Attacco a petroliere nel Golfo di Oman: l'Iran respinge le accuse degli Usa ma spunta video che incastra Teheran

Un video che proverebbe la responsabilità dei Guardiani della Rivoluzione iraniani nell'attacco alle due petroliere. L'armatore: "Oggetti volanti, poi l'esplosione"

TiscaliNews

L'Iran "respinge categoricamente" le affermazioni degli Usa della responsabilità di Teheran per gli ultimi attacchi alle petroliere. Lo ha comunicato la missione iraniana all'Onu sottolineando che "condanna nei temi termini più forti" tali affermazioni. "La guerra economica degli Stati Uniti e il terrorismo contro il popolo iraniano, nonché la loro massiccia presenza militare nella regione sono stati e continuano ad essere le principali fonti di insicurezza e instabilità nel Golfo Persico", si legge nella dichiarazione.

L'Iran respinge le accuse degli Usa

"Né le invenzioni e le campagne di disinformazione, né incolpare vergognosamente gli altri - ha dichiarato la missione iraniana all'Onu - possono cambiare la realtà". Teheran, inoltre, ha "espresso preoccupazione per gli incidenti alle petroliere", chiedendo poi "alla comunità internazionale di essere all'altezza delle sue responsabilità nel prevenire le politiche e le pratiche sconsiderate e pericolose degli Usa e dei suoi alleati che aumentano le tensioni nella regione".

Il video Usa

In un video fatto circolare dal Pentagono, annunciato dall'amministrazione Usa, si vede quella che viene descritta come una imbarcazione con dei Guardiani della Rivoluzione iraniani (Pasdaran), intenti a rimuovere quella che appare essere una mina magnetica inesplosa dal fianco della petroliera giapponese, la Kokuka Courageous, danneggiata probabilmente da un'altra mina, nel Golfo di Oman.
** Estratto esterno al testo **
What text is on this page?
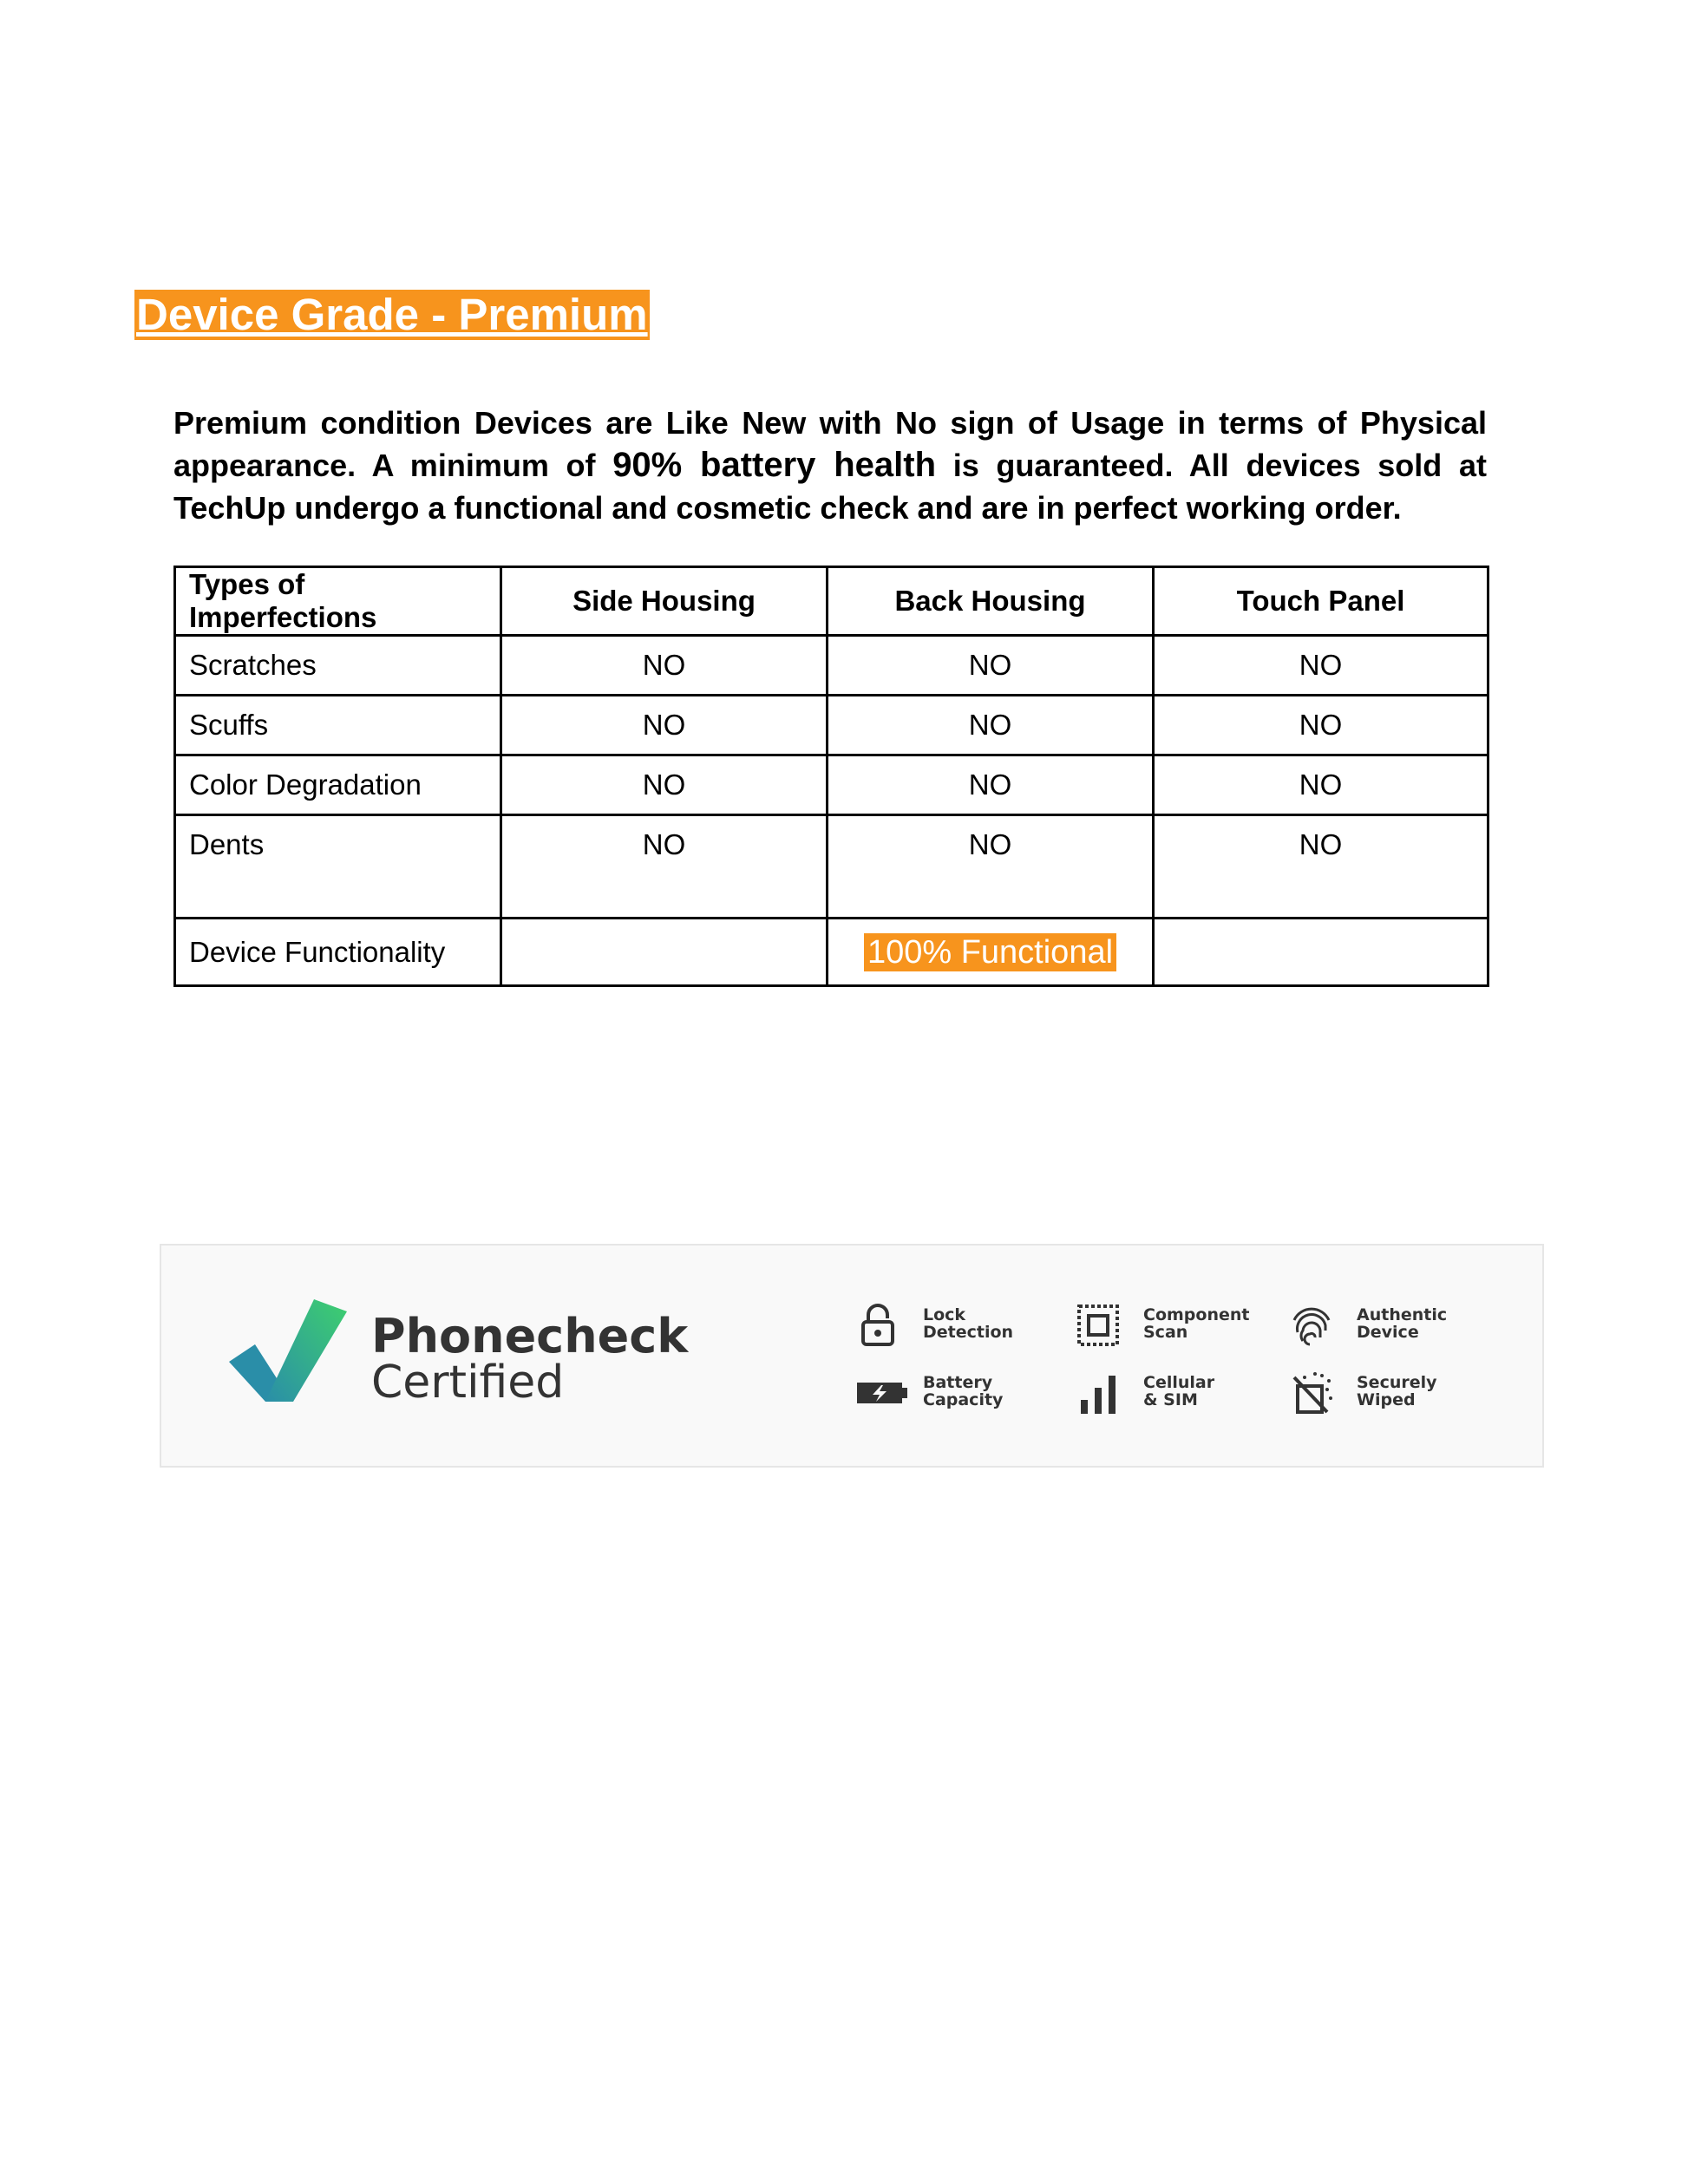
Device Grade - Premium

Premium condition Devices are Like New with No sign of Usage in terms of Physical appearance. A minimum of 90% battery health is guaranteed. All devices sold at TechUp undergo a functional and cosmetic check and are in perfect working order.

Types of Imperfections	Side Housing	Back Housing	Touch Panel
Scratches	NO	NO	NO
Scuffs	NO	NO	NO
Color Degradation	NO	NO	NO
Dents	NO	NO	NO
Device Functionality		100% Functional	
Phonecheck
Certified
Lock
Detection
Component
Scan
Authentic
Device
Battery
Capacity
Cellular
& SIM
Securely
Wiped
Le immagini in bianco e nero circolano in queste ore sui media. Il video, secondo l'amministrazione americana, dimostrerebbe che gli iraniani, dopo l'esplosione di una mina, avrebbero cercato in questo modo di rimuovere prove del loro coinvolgimento nell'attacco.

"Oggetti volanti"

Tuttavia l'armatore giapponese proprietario della petroliera Kokuka Courageous riferisce di aver notato 'oggetti volanti' prima dell'esplosione, escludendo in questo modo che a causare i danni siano state mine, come suggerito dagli Stati Uniti con il video-accusa. Durante la conferenza stampa, l'armatore ha anche escluso che la nave fosse stata colpita da un siluro, dicendo che i danni, secondo l'equipaggio, sarebbero provocati da "proiettili". La nave non è comunque a rischio di affondamento, ha spiegato il presidente Yutaka Katada della Kokuka Sangyo Co. Il personale, ha spiegato, è tornato a bordo per ripristinare il sistema di sicurezza di alimentazione. La petroliera giapponese è stata rimorchiata da un'altra unità navale ed è diretta negli Emirati Arabi Uniti.